VALLE DEL GENAL. La temporada de la castaña arroja por segundo año un balance negativo.
Diario Sur, 3 de noviembre de 2006


Tanto el calibre del fruto como la cantidad se han visto mermadas a causa de las altas temperaturas y las escasas precipitaciones Parte de la producción de esta campaña se ha quedado sin recoger.
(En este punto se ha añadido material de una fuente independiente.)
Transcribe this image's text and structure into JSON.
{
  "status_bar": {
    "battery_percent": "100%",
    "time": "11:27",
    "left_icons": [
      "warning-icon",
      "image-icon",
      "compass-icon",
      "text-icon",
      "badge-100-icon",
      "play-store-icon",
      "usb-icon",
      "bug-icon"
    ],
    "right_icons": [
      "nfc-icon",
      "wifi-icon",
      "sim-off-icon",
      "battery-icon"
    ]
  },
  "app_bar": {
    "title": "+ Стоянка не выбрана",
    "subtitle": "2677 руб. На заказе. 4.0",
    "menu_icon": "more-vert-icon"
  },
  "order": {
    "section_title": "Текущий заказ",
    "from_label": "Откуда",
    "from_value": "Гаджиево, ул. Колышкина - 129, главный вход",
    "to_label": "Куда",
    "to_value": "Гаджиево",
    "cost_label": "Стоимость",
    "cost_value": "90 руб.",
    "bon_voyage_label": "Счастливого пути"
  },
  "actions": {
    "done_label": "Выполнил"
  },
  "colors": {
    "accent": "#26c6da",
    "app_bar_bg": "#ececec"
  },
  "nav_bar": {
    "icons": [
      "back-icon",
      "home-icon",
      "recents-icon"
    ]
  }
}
Una vez que la campaña de producción de castañas se encuentra prácticamente terminada, ASAJA Ronda ha ofrecido los datos del balance de la cosecha. Un recuento que se ha calificado de negativo, «aunque no tan desastroso como el del pasado año», según manifestó Rafael Cordero, coordinador de esta entidad agraria.

 

Hay que señalar que este año la recogida de este fruto típico de la Serranía de Ronda se ha adelantado entre diez y quince días, debido, fundamentalmente, a las condiciones climáticas. La escasez de lluvias durante el año agrícola, y de manera especial la falta de precipitaciones en los meses de agosto y septiembre, necesarias para que el fruto termine de hacerse, unidas a las anormales altas temperaturas que se han vivido en el período comprendido entre finales de agosto y la primera quincena de septiembre, han condicionado un año más el resultado de la cosecha.

 

Estas incidencias han propiciado que se haya disminuido tanto el número de kilogramos como el calibre de las castañas cosechadas y que el fruto se encontrase deshidratado, o avellanado, con menor capacidad de conservación tanto en el terreno, una vez producida la caída al suelo, como posteriormente, cuando es envasado en fresco.

 

El resultado de la cosecha, finalmente, ha sido inferior a las previsiones que se barajaban en un principio, que eran más optimistas. Según información ofrecida por la propia ASAJA, la producción no ha superado los 3 millones de kilogramos en la Serranía de Ronda, lo que supone un 60% de la producción normal, para una superficie de unas 4.000 hectáreas, y con un precio que ha oscilado entre los tres euros de la primera semana, momento en el que la castaña alcance su máxima cotización en el mercado por ser la de esta zona la primera en salir, y los ochenta céntimos del final de la campaña.

 

Estos elementos han tenido como consecuencia que «el precio obtenido por el agricultor haya sido bajo», como comentó Cordero. La demanda de castaña se ha situado por debajo de la media a causa de las altas temperaturas que hemos vivido en las últimas semanas, ya que el consumo de este fruto se incrementa con la llegada del frío.

 

Teniendo en cuenta todos los datos, desde esta organización agraria se califica la cosecha de este año como mala, mientras que a la del pasado año se le dio la consideración de desastrosa. Parte de la producción, además, se ha quedado en el suelo, debido sobre todo al coste de recolección y al bajo calibre.

 

Lluvias

Por otro lado, Rafael Cordero, se refirió a las últimas lluvias caídas en nuestra comarca que se han situado entorno a los 110 litros, aunque con algunas diferencias entre las distintas zonas, debido al carácter tormentoso de las mismas. Esta agua ha beneficiado, sobre todo, al cultivo de la aceituna, que ya se encontraba un tanto arrugada. Esta agua va a suponer un gran beneficio para el fruto justo antes de su recolección.

 

Pero también la arboleda, en general, se ha beneficiado de estas precipitaciones. La masa forestal rondeña, que ha aguantado los fuertes rigores del verano, estaba ya necesitada de un aporte hídrico importante, como el que se ha producido. Alcornoques, encinas y demás árboles de la zona se han visto muy favorecidos por las lluvias, lo mismo que ha ocurrido con los cultivos de invierno. Por lo que respecta a los cultivos de invierno, es decir, los cereales, el agua ha venido muy bien, en palabras de Cordero.